Today the master plan for Passover/Easter 2017 was unfurled on a sheet of parchment paper. Penned in Sharpie marker for clarity, the numbers are exhausting to ponder; thousands of cookies, macaroons by the hundreds, too many chocolate tortes forsaking flour, carrot cakes, coffee cakes, and just possibly rhubarb in a pie shell. Lenten sacrifices will be tossed aside to the bunny trail, while anyone remotely Jew-ish will swear off anything containing chametz. (The Spark notes definition of chametz is any of the five grains- wheat, oats, spelt, barley and rye –that have come into contact with water for more than 18 minutes. Why 18 minutes? When combined with water and left to ferment for longer than 18 minutes, the grains become leavened. Avoiding chametz during Passover commemorates the fact that the Jews left Egypt in a hurry –no time for bread to rise- and symbolizes removing the ‘puffiness’ or arrogance from one’s soul.)
Personally, Passover baking is more challenging than baking for Rosh Hashanah and Yom Kippur. The questions posed at the Seder table are limited to four; at the bakery they tend to be limitless. The flourless connotation doesn’t necessarily mean that all Passover items are gluten free. Having to explain that we are baking Passover desserts using kosher-for-Passover ingredients in a non-kosher kitchen is a mouthful. Man-oh-Manischewitz.
Easter also presents a fair share of questions and comments. Carrot cake tends to have universal Easter appeal, but what I consider a mandatory ingredient in a carrot cake may be something you consider sacrilegious. The controversy over raisins, nuts, pineapple and coconut is as predictable as the misspelling of macarons and macaroons. There is also debate concerning sweetened, flaked coconut as opposed to unsweetened desiccated coconut. Here’s a suggestion- use both.
It is also important to consider what the best-dressed carrot cake will be wearing for spring. If the calendar read 1980-something, the answer would be easy; basketweave.
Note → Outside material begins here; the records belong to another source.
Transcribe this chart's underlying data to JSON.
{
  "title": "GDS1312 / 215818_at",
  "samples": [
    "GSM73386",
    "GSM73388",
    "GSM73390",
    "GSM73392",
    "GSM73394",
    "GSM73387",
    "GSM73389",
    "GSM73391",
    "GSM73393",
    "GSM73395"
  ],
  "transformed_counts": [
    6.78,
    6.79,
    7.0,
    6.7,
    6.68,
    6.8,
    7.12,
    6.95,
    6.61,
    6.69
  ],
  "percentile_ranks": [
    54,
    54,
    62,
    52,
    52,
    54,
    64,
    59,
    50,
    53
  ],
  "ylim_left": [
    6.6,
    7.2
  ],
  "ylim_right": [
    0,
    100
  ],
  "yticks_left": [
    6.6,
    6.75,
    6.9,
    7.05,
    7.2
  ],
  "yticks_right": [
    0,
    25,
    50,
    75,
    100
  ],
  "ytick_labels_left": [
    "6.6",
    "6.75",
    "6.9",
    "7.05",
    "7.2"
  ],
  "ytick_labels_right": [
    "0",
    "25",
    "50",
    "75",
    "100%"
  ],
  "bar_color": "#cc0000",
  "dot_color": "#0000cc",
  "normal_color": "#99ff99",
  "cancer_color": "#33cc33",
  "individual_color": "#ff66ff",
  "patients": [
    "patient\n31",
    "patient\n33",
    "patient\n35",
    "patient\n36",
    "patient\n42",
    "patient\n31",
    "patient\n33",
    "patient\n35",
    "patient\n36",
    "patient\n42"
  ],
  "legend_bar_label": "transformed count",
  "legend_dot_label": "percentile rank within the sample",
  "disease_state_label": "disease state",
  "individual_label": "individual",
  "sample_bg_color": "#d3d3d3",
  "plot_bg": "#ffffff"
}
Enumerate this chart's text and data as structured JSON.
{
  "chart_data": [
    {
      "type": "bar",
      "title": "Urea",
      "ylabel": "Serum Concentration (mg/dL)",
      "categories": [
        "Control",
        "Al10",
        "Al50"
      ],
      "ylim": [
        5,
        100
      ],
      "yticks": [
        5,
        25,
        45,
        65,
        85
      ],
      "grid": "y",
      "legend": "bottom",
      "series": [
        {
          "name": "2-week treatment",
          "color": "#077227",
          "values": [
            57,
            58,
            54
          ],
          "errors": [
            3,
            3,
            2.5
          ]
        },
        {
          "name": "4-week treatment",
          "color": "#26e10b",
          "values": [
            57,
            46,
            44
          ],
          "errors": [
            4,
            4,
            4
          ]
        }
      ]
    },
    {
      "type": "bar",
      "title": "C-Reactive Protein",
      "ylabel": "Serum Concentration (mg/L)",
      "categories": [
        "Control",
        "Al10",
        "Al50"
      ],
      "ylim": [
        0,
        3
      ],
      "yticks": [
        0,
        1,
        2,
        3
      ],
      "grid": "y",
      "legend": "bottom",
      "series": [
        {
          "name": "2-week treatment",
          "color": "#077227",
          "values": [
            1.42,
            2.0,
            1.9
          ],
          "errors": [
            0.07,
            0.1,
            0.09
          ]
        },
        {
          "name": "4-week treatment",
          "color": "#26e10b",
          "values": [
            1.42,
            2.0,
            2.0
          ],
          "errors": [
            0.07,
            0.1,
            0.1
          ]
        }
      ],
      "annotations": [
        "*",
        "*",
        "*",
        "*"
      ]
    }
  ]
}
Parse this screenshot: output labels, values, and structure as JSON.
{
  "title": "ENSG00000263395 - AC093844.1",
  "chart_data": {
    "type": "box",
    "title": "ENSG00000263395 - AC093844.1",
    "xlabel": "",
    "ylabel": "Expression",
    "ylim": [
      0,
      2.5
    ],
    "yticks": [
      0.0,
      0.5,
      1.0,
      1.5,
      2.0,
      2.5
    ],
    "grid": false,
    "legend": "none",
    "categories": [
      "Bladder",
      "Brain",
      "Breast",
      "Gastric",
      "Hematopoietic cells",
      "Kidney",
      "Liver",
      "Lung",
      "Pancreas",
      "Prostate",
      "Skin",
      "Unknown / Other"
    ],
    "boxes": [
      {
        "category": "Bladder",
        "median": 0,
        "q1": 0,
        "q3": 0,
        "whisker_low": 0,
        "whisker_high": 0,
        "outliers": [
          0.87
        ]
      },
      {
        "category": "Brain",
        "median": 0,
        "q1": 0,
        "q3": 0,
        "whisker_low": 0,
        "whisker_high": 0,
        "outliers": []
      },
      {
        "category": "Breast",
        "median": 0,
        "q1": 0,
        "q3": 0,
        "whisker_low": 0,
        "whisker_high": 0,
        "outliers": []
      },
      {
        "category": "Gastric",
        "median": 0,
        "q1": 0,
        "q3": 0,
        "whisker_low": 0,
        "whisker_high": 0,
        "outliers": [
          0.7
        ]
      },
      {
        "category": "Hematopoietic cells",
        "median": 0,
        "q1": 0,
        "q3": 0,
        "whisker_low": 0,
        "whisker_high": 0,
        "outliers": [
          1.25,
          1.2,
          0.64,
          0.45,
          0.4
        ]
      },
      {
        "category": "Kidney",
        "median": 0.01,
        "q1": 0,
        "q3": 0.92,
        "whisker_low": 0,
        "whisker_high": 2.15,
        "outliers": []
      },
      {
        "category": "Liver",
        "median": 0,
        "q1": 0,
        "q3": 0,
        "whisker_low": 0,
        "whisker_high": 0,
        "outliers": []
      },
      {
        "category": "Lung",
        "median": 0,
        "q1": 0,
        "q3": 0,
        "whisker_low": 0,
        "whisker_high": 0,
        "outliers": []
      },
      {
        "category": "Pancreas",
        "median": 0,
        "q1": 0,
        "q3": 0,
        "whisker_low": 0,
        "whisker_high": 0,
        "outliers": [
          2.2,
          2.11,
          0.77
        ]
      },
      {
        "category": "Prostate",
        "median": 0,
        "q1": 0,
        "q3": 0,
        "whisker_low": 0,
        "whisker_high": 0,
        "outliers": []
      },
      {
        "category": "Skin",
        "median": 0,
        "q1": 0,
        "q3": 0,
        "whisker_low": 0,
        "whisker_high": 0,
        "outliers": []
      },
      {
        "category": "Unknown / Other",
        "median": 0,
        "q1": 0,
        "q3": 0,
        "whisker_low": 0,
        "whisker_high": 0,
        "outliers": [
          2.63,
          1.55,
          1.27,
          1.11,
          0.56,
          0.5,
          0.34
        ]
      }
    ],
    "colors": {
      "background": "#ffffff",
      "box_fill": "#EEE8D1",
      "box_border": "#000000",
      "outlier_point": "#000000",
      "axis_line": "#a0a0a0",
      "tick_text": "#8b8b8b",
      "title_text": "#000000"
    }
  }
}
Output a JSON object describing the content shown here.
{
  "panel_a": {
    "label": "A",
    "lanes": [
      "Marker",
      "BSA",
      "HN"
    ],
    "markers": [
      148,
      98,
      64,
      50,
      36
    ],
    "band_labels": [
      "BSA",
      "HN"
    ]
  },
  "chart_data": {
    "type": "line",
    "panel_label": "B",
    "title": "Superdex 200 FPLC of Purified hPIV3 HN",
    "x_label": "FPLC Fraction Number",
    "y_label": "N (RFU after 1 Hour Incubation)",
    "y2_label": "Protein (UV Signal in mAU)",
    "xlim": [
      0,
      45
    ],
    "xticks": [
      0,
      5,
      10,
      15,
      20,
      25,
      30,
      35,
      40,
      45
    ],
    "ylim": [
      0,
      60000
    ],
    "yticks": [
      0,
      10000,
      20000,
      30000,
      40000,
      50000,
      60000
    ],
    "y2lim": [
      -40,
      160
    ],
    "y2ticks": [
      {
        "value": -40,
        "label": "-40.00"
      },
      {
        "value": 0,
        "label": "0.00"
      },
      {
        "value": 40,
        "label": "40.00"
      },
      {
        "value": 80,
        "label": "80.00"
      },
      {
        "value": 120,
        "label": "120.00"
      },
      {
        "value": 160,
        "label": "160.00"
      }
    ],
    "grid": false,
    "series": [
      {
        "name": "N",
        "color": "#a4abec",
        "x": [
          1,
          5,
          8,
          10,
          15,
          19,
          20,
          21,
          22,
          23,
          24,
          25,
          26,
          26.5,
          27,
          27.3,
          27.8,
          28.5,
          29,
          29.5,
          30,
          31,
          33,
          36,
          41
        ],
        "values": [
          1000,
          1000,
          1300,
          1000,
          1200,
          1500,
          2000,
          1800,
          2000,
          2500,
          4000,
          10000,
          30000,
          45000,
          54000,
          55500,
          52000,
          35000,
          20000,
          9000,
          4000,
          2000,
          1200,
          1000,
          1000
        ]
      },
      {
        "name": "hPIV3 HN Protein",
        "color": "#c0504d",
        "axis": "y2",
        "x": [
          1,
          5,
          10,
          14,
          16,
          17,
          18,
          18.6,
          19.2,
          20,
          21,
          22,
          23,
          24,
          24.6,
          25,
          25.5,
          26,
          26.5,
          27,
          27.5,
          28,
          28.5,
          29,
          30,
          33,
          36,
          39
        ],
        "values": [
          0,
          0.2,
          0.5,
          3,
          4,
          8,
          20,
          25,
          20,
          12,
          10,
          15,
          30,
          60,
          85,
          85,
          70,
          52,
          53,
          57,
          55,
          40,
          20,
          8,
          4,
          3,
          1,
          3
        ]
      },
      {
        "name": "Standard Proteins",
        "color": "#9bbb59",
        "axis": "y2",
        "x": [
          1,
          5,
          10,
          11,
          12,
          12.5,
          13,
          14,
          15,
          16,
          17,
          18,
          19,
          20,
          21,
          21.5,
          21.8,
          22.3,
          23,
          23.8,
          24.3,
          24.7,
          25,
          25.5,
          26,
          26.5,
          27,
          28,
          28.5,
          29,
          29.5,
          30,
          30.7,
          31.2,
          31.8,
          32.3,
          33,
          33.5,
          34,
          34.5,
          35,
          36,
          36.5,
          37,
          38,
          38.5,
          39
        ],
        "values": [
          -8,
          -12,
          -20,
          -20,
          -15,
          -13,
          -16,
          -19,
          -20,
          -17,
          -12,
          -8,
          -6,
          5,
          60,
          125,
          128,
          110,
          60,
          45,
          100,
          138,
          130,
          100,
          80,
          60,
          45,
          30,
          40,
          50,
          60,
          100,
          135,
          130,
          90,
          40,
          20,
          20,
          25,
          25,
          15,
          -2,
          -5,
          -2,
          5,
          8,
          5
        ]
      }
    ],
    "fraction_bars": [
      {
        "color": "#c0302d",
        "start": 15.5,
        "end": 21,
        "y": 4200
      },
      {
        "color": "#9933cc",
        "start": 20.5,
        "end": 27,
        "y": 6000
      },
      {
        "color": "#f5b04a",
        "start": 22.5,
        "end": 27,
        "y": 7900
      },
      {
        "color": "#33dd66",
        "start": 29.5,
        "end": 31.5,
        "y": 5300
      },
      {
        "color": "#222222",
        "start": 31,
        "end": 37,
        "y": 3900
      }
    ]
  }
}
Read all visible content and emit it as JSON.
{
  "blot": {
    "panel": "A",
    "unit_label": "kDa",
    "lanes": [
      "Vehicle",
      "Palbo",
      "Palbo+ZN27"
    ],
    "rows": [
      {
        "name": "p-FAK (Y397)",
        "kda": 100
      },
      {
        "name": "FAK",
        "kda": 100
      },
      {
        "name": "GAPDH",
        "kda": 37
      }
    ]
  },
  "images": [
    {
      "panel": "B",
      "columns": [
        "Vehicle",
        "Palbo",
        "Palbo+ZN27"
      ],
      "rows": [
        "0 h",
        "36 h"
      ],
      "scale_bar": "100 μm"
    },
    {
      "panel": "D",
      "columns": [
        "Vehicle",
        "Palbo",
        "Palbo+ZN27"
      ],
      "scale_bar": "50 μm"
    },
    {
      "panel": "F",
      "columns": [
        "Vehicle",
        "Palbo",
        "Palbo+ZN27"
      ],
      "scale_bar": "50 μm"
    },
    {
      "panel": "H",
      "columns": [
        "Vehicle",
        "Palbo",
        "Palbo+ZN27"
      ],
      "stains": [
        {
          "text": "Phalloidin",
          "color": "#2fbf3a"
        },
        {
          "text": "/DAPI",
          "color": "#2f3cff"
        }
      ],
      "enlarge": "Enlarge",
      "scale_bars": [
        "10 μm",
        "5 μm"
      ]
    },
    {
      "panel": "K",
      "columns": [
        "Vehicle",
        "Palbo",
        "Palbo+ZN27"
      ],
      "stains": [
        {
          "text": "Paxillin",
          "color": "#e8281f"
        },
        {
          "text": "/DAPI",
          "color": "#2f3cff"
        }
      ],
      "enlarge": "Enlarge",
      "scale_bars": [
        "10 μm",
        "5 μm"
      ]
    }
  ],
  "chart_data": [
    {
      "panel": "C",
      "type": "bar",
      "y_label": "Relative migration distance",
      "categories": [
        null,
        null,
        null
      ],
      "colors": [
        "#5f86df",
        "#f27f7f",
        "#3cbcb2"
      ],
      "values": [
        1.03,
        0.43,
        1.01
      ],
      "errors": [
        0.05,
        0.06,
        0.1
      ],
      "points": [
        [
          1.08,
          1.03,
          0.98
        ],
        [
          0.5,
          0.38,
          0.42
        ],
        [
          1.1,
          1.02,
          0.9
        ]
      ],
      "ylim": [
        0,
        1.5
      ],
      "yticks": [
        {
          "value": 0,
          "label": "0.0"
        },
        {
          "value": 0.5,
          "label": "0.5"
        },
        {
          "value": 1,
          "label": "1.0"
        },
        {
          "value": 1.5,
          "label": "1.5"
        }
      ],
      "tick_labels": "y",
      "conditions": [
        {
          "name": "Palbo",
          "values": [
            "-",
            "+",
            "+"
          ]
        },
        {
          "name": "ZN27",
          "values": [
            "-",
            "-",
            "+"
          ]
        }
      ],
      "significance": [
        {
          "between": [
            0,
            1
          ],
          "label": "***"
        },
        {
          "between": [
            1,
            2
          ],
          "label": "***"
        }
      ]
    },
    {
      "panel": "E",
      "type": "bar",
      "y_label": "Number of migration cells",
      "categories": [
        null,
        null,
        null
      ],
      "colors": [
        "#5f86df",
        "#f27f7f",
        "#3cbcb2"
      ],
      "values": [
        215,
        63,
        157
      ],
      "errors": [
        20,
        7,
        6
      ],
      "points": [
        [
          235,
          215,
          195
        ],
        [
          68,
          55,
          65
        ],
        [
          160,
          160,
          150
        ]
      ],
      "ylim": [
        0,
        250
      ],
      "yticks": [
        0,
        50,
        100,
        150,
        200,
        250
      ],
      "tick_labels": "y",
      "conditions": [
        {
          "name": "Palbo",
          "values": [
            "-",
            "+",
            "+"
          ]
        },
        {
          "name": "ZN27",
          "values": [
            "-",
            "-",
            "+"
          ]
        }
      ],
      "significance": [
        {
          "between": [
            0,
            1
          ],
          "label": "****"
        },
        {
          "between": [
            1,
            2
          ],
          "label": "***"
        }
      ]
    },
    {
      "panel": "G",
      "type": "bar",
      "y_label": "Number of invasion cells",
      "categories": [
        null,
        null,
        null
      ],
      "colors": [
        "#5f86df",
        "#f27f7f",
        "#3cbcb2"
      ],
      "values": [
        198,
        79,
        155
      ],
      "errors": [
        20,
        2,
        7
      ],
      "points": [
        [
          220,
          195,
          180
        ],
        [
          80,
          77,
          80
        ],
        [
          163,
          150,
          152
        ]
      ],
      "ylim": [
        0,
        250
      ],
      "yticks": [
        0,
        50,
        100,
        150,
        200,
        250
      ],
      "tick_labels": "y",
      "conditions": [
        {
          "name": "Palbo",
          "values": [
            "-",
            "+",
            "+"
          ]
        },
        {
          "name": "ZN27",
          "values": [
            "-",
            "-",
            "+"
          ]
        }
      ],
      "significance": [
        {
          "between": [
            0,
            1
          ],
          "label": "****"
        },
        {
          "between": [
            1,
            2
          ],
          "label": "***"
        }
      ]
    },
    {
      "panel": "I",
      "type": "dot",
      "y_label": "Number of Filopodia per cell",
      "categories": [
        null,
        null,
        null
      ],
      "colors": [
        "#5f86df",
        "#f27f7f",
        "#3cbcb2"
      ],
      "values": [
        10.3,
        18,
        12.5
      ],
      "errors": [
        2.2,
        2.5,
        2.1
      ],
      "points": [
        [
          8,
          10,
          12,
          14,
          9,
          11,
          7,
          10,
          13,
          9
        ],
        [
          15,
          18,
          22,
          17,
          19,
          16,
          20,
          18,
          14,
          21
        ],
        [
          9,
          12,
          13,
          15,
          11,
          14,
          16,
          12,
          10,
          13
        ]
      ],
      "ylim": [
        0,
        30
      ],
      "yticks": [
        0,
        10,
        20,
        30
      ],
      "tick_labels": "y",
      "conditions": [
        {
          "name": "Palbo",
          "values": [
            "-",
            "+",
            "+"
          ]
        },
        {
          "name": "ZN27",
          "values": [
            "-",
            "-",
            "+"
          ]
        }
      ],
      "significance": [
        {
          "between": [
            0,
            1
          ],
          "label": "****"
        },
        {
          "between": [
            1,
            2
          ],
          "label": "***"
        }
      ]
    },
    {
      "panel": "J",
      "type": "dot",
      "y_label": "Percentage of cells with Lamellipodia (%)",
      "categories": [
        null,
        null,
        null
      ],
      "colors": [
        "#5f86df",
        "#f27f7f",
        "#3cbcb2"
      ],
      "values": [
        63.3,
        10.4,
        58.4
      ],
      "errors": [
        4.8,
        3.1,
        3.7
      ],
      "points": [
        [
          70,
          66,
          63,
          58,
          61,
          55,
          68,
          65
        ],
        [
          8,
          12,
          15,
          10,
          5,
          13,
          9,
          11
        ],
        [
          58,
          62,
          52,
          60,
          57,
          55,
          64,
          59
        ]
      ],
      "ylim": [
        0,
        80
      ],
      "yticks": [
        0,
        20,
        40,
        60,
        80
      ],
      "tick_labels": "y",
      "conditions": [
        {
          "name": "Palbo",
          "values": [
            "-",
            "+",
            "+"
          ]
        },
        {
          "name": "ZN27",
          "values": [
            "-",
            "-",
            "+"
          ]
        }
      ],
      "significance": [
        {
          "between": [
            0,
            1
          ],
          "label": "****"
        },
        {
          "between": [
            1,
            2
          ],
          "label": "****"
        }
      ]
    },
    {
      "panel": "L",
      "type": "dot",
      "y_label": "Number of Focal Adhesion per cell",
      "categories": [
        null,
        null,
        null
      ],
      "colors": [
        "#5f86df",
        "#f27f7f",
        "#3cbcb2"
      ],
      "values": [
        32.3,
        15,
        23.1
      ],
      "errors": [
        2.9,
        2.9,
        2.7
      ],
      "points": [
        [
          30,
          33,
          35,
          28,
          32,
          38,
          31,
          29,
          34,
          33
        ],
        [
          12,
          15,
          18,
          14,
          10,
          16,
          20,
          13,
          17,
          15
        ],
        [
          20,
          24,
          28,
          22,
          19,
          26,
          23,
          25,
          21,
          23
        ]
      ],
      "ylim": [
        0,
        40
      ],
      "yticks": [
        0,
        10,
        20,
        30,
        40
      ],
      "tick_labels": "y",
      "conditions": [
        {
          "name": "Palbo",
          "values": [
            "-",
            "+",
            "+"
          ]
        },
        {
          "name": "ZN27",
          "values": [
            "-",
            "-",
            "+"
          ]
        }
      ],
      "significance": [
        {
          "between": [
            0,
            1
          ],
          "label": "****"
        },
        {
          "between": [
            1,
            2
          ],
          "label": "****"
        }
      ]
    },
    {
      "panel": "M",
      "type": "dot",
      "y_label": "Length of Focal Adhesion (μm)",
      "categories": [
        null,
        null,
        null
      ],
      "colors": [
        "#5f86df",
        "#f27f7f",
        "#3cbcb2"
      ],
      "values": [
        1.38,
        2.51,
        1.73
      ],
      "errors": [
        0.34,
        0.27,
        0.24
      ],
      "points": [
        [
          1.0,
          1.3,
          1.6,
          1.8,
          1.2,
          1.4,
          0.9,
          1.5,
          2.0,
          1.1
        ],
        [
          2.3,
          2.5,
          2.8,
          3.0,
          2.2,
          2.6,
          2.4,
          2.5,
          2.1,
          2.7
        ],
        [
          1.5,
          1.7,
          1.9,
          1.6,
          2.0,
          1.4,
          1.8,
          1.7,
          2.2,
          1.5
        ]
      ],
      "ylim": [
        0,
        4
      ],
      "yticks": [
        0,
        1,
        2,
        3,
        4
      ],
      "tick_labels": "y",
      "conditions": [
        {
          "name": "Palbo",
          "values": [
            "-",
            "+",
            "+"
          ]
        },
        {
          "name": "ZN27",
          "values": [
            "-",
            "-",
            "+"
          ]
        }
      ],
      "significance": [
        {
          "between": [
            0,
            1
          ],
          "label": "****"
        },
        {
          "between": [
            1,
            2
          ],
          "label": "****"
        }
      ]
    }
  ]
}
Contemporary carrot cakes can’t make up their minds whether to go naked or mummified beneath pounds of cream cheese frosting. Do you want the replica of a carrot fashioned out of fondant in excruciating detail or are you an Instagrammer solely pinterested in sprigs of sugared herbs?
In the two weeks leading up to the holidays, I will continue my quest for the elusive rhubarb, (baking it into breakfast tarts such as this one) and try to remove the “puffiness” (translation: holiday cynicism) from my demeanor. If anyone should ask, you can find me hunkered down on the rear baker’s bench, amidst boxes of matzo cake meal, potato starch, ground pecans and two kinds of coconut. I promise- you won’t hear a Peep out of me.